И я перешел к характеристикам Завойко и Изыльметьева, к оценке их личности современниками и исторической наукой; к вопросу о том, может ли Невельской стать в центре романа о Петропавловской обороне, если роман не фантастический; к характеристике адмирала А. П. Арбузова, который изображен фанфароном и хвастуном не потому, что мне понадобился «такой тип для контраста безупречно святым фигурам защитников Петропавловска» (Л. Соболев), а потому, что таким именно и был реальный Арбузов. Несколько цитат из мемуаров Арбузова — в них живьем вставал глупый, обидчивый бурбон — совсем вывели из равновесия Соболева, не осталось ни одной защищенной позиции.

Он поднялся и через стол потянулся руками ко мне:

— Давайте мировую! Я почему так все обострил: меня вывела из себя Антонина Дмитриевна.

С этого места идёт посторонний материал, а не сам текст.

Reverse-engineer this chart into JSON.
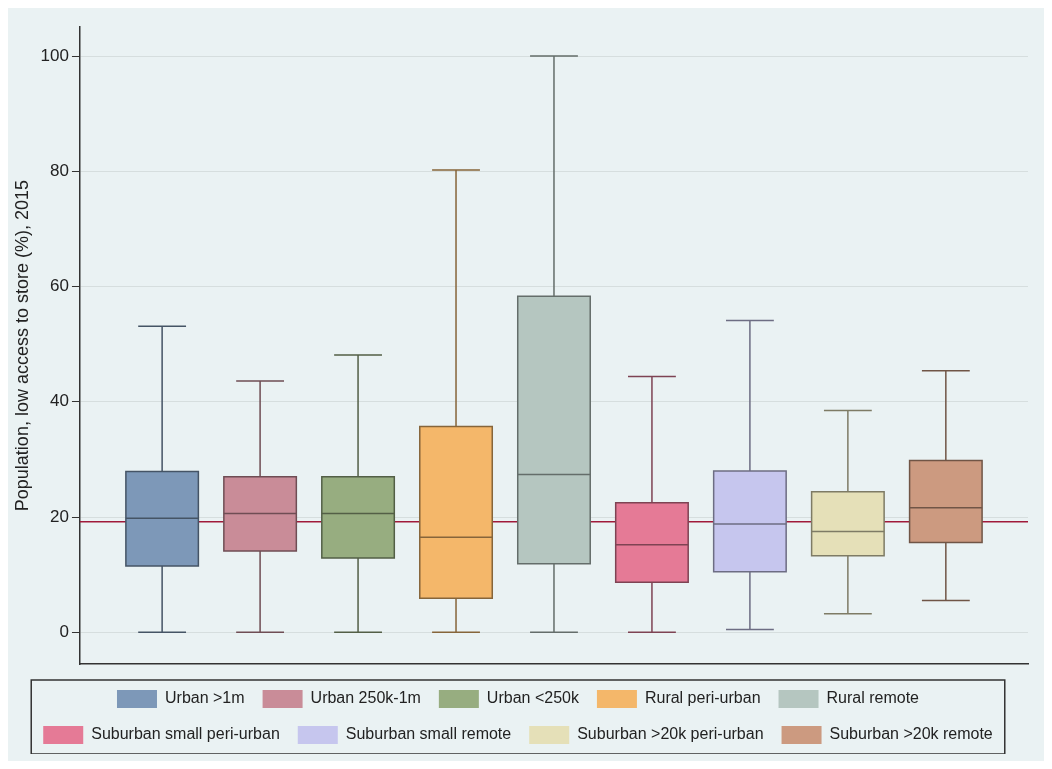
{
  "chart_data": {
    "type": "box",
    "ylabel": "Population, low access to store (%), 2015",
    "categories": [
      null
    ],
    "series": [
      {
        "name": "Urban >1m",
        "color": "#7d98b8",
        "boxes": [
          {
            "low": 0,
            "q1": 11.5,
            "median": 19.8,
            "q3": 27.9,
            "high": 53.1
          }
        ]
      },
      {
        "name": "Urban 250k-1m",
        "color": "#c98c98",
        "boxes": [
          {
            "low": 0,
            "q1": 14.1,
            "median": 20.6,
            "q3": 27,
            "high": 43.6
          }
        ]
      },
      {
        "name": "Urban <250k",
        "color": "#97ad80",
        "boxes": [
          {
            "low": 0,
            "q1": 12.9,
            "median": 20.6,
            "q3": 27,
            "high": 48.1
          }
        ]
      },
      {
        "name": "Rural peri-urban",
        "color": "#f4b76a",
        "boxes": [
          {
            "low": 0,
            "q1": 5.9,
            "median": 16.5,
            "q3": 35.7,
            "high": 80.2
          }
        ]
      },
      {
        "name": "Rural remote",
        "color": "#b5c6c0",
        "boxes": [
          {
            "low": 0,
            "q1": 11.9,
            "median": 27.4,
            "q3": 58.3,
            "high": 100
          }
        ]
      },
      {
        "name": "Suburban small peri-urban",
        "color": "#e57a96",
        "boxes": [
          {
            "low": 0,
            "q1": 8.7,
            "median": 15.2,
            "q3": 22.5,
            "high": 44.4
          }
        ]
      },
      {
        "name": "Suburban small remote",
        "color": "#c6c6ee",
        "boxes": [
          {
            "low": 0.5,
            "q1": 10.5,
            "median": 18.8,
            "q3": 28,
            "high": 54.1
          }
        ]
      },
      {
        "name": "Suburban >20k peri-urban",
        "color": "#e5e0b8",
        "boxes": [
          {
            "low": 3.2,
            "q1": 13.3,
            "median": 17.5,
            "q3": 24.4,
            "high": 38.5
          }
        ]
      },
      {
        "name": "Suburban >20k remote",
        "color": "#cc9a80",
        "boxes": [
          {
            "low": 5.5,
            "q1": 15.6,
            "median": 21.6,
            "q3": 29.8,
            "high": 45.4
          }
        ]
      }
    ],
    "ylim": [
      -5.5,
      105
    ],
    "yticks": [
      0,
      20,
      40,
      60,
      80,
      100
    ],
    "grid": "y",
    "legend": "bottom",
    "tick_labels": "y",
    "ref_lines": [
      {
        "axis": "y",
        "value": 19.2,
        "color": "#a01a3a"
      }
    ]
  }
}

Уж так она расхвалила книгу, будто мы на юбилее, а не на профессиональном обсуждении… Я вам ничего не навязываю, что окажется полезным — берите, а нет — не надо.

Пришлось пожать его руку, но как я пожалел об этом, получив копию того, что он блудливо назвал на обсуждении «импровизацией». Вся она продиктована неприязнью, презрением, какой-то беспричинной, болезненной ненавистью, все, на его вкус, дурно, пошло, вздорно, сочиненно, неграмотно, плоско, мертво… Весь его текст — шедевр предвзятости, блестящее подтверждение мысли Талейрана. «Дайте мне человека, который во всю свою жизнь написал хоть одну строку, и я вам докажу, что он заслуживает смерти».

В распоряжении Леонида Соболева оказалось около семисот книжных страниц — трудно ли доказать, что я заслуживаю четвертования!